Some engineers and managers don’t feel the need in daily stand-up meetings. They can either observe the process in their project management tools or have frequent discussions with team members. Managers may even see daily stand-ups as a way to control their reports. When team members feel like that, the trust gap between them and the manager only widens.
I agree that a cool project management tool and a fine-tuned agile process can give very high observability of the development process. I also think that communication between team members gives even more clarity. Still, I don’t see daily stand-up as a useless meeting. And when it comes to remote teams, daily stand-ups begin playing an even more significant role. Let me tell you why.
When all team members work together and even sit together closeby, having daily stand-up meetings becomes very easy. They can just literally stand-up from their desks and exchange statuses. For the on-site teams, daily stand-up meetings are no more than a casual chat. I encourage such activity to be close to the team’s workspace.

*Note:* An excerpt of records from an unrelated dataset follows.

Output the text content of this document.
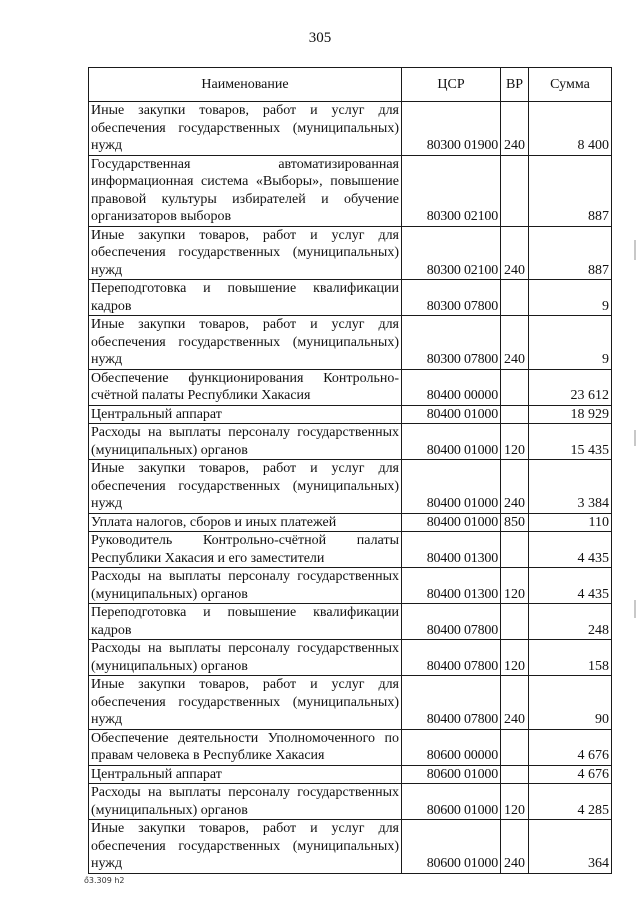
305
Наименование	ЦСР	ВР	Сумма
Иные закупки товаров, работ и услуг для обеспечения государственных (муниципальных) нужд	80300 01900	240	8 400
Государственная автоматизированная информационная система «Выборы», повышение правовой культуры избирателей и обучение организаторов выборов	80300 02100		887
Иные закупки товаров, работ и услуг для обеспечения государственных (муниципальных) нужд	80300 02100	240	887
Переподготовка и повышение квалификации кадров	80300 07800		9
Иные закупки товаров, работ и услуг для обеспечения государственных (муниципальных) нужд	80300 07800	240	9
Обеспечение функционирования Контрольно-счётной палаты Республики Хакасия	80400 00000		23 612
Центральный аппарат	80400 01000		18 929
Расходы на выплаты персоналу государственных (муниципальных) органов	80400 01000	120	15 435
Иные закупки товаров, работ и услуг для обеспечения государственных (муниципальных) нужд	80400 01000	240	3 384
Уплата налогов, сборов и иных платежей	80400 01000	850	110
Руководитель Контрольно-счётной палаты Республики Хакасия и его заместители	80400 01300		4 435
Расходы на выплаты персоналу государственных (муниципальных) органов	80400 01300	120	4 435
Переподготовка и повышение квалификации кадров	80400 07800		248
Расходы на выплаты персоналу государственных (муниципальных) органов	80400 07800	120	158
Иные закупки товаров, работ и услуг для обеспечения государственных (муниципальных) нужд	80400 07800	240	90
Обеспечение деятельности Уполномоченного по правам человека в Республике Хакасия	80600 00000		4 676
Центральный аппарат	80600 01000		4 676
Расходы на выплаты персоналу государственных (муниципальных) органов	80600 01000	120	4 285
Иные закупки товаров, работ и услуг для обеспечения государственных (муниципальных) нужд	80600 01000	240	364
ő3.309 h2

Going to a meeting room creates this weird meeting sensation, which some people want to avoid. If the team is small and communication is reasonably frequent, they may avoid daily stand-ups. In larger teams, there are several areas of focus. Therefore team members may not be aware of others work. Daily stand-up meeting reminds each team member that they’re part of a team and there’re high-level goals which the team tries to achieve. When the team becomes too large or too distributed, the feeling of being part of a team gets lost.
On-Site Team with Remote Members
When most team members work in the same office, but some are remote, the team gets split, and people feel left out of things. I was a big fan of text status updates on Slack. On one of my jobs, we even used a specialized tool for text status updates. As long as it’s about status, text works pretty well. One day our remote colleague shared his concerns in our 1on1 meeting. He was the only one remote at the time, and he told me that he felt a bit separated from the others. He worked in the team, without feeling the team. We, who sat together, didn’t feel that way of course and we were blind to the problem. Gradually we moved from text to 2-times a week and then to daily stand-ups. I got very positive feedback from my remote colleague because since then, his working day started with seeing other team members, exchanging little jokes, and learning about others progress. He felt he was part of the team.
Fully Remote Teams
I had my fair share of experience with remote teams. This kind of organization is a good fit for some people, especially those who don’t like open space. When organized well, remote teams can be very agile. In my opinion daily stand-up meeting is a must for completely remote teams. Not because of trust. If you don’t trust remote workers, you shouldn’t solve it with more control, but with transparency and clear expectations. I’ll talk about it in a different article. Daily stand-ups in remote teams play key unification role. People who work remotely don’t feel having a team. They feel like being individual contributors. This feeling may not have a visible effect on performance. But in individual contributions, people don’t account others, their communication style and decisions will stir to personal goals rather than team or organization goals. If you want to share a common goal or a product vision among all team members, you should invest in team-building activities. A daily stand-up meeting is a powerful and simple team-building activity for remote teams. Start doing daily stand-ups, and you’ll see great results shortly. Here’re a few tips to make this meeting useful:
- Do it in the morning. You’re starting a new working day with your team members, encouraging each other.
- Spend a couple of minutes on chit-chat and jokes. We all human, and we should make each other smile!
- Keep the meeting very short and avoid in-depth technical discussions and brainstorming. Move those to separate sessions.
- Keep each status very simple—no need to share every 5 minutes of your day with others.
- Listen and clarify! Daily stand-up meeting can surface many issues and help you to react agile.
Overall I recommend discussing daily stand-up meetings with team members during 1on1s and retrospective sessions, especially if you just started doing them. It should be a pleasant meeting, and you should know if someone doesn’t feel that way.